Il démarra et quand il disparut au carrefour, son éclat de rire résonnait encore.
Je ne mis pas longtemps à arriver. La mauvaise humeur mène droit à l’ulcère, mais donne des ailes aux jambes. Moi, je lui avais payé sa course alors que lui, il était ligoté dans le coffre de sa bagnole. J’arrivai devant chez Noelia en ruminant ma rancœur, tellement occupé à échafauder de futures vengeances contre le taxi voleur que je ne vis le type que lorsqu’il fut devant moi. C’était lui qui me suivait. Je le reconnus à sa chemise. Il avait à peu près mon âge, peut-être un ou deux ans de plus. Difficile à savoir, parce que le sérieux de son visage le vieillissait. Il s’habillait comme tant de jeunes qui touchent un salaire normal ou ont chez eux une mère sainte et dévouée qui repasse les jeans avec un pli et attend patiemment le retour du fils écervelé. Encore un tango.
— Pourquoi avez-vous fait toutes ces conneries ? demanda-t-il gravement.
Je ne savais pas s’il parlait de mes manœuvres d’évasion ou de ma vie en général.
— Je ne vous dirai qu’un mot, Sotanovsky, déclara-t-il, imitant sans le savoir le défunt Mar López, barrez-vous, tant que c’est encore possible.

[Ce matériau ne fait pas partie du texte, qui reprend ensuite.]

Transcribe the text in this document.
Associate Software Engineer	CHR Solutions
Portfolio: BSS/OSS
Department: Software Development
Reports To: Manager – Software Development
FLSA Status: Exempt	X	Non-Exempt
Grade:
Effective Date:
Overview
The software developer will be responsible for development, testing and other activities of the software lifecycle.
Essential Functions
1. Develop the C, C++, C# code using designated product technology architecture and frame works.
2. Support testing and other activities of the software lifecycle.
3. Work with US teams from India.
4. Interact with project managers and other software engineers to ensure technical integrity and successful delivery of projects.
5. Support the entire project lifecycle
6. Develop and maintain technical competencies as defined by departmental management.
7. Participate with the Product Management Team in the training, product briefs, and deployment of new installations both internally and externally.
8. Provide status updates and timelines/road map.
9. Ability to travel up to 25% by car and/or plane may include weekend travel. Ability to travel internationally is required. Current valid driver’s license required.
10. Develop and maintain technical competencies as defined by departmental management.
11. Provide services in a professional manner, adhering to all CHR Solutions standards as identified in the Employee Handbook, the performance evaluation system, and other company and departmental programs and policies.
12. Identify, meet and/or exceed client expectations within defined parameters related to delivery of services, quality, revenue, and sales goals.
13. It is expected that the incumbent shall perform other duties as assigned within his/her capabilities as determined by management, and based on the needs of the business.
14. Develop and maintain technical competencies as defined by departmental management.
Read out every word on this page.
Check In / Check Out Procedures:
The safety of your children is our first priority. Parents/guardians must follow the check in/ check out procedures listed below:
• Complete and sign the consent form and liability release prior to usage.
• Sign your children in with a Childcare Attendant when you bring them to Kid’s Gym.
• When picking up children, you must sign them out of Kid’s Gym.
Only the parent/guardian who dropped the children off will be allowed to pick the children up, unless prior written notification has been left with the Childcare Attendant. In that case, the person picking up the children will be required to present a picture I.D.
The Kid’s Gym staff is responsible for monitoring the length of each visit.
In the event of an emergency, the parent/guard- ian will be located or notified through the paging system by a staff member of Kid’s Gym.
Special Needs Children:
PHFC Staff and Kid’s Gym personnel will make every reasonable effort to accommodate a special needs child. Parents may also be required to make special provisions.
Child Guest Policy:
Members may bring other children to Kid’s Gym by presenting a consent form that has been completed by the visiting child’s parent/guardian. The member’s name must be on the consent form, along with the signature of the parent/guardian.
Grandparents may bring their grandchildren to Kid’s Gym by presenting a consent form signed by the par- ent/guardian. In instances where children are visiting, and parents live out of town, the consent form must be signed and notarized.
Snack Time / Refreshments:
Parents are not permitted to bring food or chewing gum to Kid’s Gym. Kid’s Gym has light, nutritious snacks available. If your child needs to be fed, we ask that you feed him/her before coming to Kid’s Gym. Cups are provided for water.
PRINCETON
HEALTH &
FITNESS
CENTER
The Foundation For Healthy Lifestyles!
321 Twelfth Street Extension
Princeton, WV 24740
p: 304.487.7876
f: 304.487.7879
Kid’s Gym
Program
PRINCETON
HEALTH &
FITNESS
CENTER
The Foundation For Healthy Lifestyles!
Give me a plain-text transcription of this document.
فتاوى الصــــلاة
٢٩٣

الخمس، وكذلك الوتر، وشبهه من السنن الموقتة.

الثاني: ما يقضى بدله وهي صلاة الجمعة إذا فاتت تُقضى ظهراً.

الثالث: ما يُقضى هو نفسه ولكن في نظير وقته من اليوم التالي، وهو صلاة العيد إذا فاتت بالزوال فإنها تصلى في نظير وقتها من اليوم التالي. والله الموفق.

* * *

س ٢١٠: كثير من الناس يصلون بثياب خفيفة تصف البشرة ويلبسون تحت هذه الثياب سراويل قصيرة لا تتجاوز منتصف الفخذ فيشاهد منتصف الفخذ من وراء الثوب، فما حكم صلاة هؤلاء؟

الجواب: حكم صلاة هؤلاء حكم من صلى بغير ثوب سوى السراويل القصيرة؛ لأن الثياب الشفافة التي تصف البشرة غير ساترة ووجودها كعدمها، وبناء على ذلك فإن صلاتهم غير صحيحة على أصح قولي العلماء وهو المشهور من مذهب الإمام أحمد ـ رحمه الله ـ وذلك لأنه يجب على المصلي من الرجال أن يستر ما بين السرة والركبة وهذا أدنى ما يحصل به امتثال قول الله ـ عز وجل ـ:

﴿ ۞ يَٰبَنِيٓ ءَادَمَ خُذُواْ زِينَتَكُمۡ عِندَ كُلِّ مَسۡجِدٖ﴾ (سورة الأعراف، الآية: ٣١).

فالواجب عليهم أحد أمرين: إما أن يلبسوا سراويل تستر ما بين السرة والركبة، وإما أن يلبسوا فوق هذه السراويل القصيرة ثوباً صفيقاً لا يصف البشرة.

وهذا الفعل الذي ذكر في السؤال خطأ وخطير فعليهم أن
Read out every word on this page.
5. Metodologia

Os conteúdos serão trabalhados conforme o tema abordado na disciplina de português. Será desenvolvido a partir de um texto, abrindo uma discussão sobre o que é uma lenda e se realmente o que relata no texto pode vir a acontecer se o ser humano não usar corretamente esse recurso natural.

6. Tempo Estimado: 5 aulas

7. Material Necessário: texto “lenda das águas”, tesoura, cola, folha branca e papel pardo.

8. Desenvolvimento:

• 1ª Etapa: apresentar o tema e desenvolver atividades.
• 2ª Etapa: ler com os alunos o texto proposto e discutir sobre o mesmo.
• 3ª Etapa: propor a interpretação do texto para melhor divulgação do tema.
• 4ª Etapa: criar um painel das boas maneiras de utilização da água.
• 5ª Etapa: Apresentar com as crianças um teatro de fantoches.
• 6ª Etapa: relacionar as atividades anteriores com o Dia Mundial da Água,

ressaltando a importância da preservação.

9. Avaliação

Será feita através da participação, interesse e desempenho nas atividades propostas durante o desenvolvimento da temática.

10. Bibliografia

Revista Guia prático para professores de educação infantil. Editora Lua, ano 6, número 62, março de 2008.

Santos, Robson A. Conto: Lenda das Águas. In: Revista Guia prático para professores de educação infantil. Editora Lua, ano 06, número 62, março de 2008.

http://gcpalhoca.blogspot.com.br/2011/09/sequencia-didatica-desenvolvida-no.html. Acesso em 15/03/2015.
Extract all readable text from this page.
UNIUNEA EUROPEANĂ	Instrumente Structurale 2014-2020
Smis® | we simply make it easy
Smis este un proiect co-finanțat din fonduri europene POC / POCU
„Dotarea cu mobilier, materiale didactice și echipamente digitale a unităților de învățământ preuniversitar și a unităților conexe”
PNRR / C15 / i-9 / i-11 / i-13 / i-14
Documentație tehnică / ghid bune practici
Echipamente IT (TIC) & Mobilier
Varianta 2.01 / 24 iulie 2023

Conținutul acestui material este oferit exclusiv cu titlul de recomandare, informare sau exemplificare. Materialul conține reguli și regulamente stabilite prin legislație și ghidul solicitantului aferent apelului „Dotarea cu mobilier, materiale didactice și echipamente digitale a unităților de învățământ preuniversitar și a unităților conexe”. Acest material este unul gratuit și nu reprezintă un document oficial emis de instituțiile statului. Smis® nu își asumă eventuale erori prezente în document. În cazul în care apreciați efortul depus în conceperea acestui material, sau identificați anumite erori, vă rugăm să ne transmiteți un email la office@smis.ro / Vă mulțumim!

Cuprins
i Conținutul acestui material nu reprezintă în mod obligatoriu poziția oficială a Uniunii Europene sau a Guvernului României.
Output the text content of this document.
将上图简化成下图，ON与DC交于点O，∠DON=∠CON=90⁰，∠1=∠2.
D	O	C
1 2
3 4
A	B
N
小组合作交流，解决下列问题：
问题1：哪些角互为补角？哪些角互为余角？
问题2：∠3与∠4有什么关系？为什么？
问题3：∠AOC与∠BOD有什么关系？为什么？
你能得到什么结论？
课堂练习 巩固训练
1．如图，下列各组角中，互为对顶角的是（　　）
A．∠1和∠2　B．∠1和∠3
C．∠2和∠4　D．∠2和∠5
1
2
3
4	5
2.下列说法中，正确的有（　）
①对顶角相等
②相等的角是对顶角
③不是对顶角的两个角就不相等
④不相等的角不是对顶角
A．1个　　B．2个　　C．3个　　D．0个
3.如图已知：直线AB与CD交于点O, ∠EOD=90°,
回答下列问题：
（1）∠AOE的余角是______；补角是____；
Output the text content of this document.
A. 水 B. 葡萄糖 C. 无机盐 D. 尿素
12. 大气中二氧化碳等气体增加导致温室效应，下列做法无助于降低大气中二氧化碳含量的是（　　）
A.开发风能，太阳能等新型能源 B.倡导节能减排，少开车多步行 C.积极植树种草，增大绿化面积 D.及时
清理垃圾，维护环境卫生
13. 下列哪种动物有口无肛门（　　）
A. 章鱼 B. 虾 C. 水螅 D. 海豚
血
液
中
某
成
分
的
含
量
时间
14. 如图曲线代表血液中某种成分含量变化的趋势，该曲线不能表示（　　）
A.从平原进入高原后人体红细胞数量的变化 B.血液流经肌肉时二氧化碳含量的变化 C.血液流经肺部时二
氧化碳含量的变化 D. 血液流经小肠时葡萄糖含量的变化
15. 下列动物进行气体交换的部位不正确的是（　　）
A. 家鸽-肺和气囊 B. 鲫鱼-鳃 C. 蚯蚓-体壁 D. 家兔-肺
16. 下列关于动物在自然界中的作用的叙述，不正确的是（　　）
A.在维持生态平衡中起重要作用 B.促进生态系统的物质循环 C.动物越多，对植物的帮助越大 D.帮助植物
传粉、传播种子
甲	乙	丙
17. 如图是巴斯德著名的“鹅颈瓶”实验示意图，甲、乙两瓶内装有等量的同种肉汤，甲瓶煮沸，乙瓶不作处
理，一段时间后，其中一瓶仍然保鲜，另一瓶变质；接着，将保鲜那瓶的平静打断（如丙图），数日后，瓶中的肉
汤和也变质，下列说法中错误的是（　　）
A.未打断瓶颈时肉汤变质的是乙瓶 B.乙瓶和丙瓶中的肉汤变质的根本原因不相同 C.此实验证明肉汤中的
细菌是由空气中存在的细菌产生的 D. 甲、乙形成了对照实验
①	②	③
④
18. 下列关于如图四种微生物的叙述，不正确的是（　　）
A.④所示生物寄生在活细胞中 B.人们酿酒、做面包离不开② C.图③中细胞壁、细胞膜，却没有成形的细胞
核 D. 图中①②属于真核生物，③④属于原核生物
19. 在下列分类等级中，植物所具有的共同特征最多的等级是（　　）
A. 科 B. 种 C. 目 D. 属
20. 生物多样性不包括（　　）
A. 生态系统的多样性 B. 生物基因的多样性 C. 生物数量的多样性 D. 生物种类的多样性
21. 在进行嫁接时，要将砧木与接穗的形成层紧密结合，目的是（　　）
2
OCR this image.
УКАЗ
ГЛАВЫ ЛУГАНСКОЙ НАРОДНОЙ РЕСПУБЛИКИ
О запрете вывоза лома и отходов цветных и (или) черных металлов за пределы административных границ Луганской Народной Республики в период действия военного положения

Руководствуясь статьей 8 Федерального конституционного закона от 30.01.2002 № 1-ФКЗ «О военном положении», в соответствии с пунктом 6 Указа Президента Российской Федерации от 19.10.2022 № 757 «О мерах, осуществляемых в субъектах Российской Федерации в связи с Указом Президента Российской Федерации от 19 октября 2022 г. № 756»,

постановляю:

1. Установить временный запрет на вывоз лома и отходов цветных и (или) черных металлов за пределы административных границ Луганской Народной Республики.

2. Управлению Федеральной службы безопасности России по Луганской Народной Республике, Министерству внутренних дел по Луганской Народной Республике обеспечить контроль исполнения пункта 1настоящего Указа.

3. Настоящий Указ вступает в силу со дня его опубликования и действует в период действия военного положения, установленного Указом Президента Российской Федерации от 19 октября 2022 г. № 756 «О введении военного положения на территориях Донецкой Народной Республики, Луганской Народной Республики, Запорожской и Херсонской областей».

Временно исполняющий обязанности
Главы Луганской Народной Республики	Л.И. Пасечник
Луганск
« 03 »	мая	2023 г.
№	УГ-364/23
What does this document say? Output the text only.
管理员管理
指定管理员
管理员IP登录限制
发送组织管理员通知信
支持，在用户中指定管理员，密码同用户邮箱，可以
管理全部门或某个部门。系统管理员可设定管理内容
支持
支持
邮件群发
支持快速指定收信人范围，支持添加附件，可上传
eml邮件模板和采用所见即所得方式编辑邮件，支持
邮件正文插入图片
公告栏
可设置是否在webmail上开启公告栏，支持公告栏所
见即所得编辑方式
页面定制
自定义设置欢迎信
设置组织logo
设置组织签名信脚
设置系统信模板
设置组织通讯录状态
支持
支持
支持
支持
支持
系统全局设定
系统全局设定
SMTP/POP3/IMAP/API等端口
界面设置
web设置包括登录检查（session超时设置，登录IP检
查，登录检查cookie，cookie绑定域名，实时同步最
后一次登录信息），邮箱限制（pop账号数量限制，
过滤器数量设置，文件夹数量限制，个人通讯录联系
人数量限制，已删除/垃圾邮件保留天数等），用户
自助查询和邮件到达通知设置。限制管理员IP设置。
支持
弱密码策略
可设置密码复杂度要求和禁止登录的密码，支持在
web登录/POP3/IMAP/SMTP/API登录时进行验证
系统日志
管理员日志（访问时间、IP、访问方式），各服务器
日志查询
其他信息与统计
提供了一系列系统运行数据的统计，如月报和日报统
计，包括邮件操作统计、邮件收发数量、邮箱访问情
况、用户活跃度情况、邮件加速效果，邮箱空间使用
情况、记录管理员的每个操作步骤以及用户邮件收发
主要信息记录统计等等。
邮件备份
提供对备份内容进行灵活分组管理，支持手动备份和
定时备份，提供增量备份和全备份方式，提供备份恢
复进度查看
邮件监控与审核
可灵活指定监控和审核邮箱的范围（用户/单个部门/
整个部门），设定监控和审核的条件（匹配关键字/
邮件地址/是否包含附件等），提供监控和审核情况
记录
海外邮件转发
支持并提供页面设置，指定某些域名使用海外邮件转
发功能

Il était plus grand que moi, devait peser dix bons kilos de plus et avait les épaules larges. Ma seule chance de le vaincre, c’était de le défier aux mots croisés, et encore, compte tenu de mon état de fatigue je demanderais quatre mots d’avance. Et des longs. Au moins pentasyllabiques. Surtout pas ceux de deux lettres, commence par un R et c’est le nom que les Égyptiens donnaient au dieu du soleil. La voix naine, en moi, s’impatienta. Il secoua la tête et entra dans le tapis de lumière du porche.
— Vous vous êtes fourré dans un truc qui vous dépasse, Sotanovsky. Et quand les problèmes vous tomberont dessus, vous ne ferez pas grand-chose avec un trousseau de clés. C’est un bon truc, mais la main doit être ferme, sinon elle morfle plus que celui qui encaisse le coup…
Je me rendis compte que j’avais encore le trousseau dans le poing, avec les trois clés qui dépassaient. J’étais déjà comme ça avant de monter dans le taxi.
— Il vaut mieux utiliser une seule clé, deux au maximum ; et pas trop longues : sinon, en portant le coup, elles font levier et délogent le trousseau. Adieu, et rappelez-vous mon avertissement, avant qu’il ne soit trop tard…
Il fit demi-tour. Je m’assis sous le porche et lui lançai :
— Merci du conseil, inspecteur Sáinz.
Je l’avais pris de court. Il se retourna et se planta devant moi.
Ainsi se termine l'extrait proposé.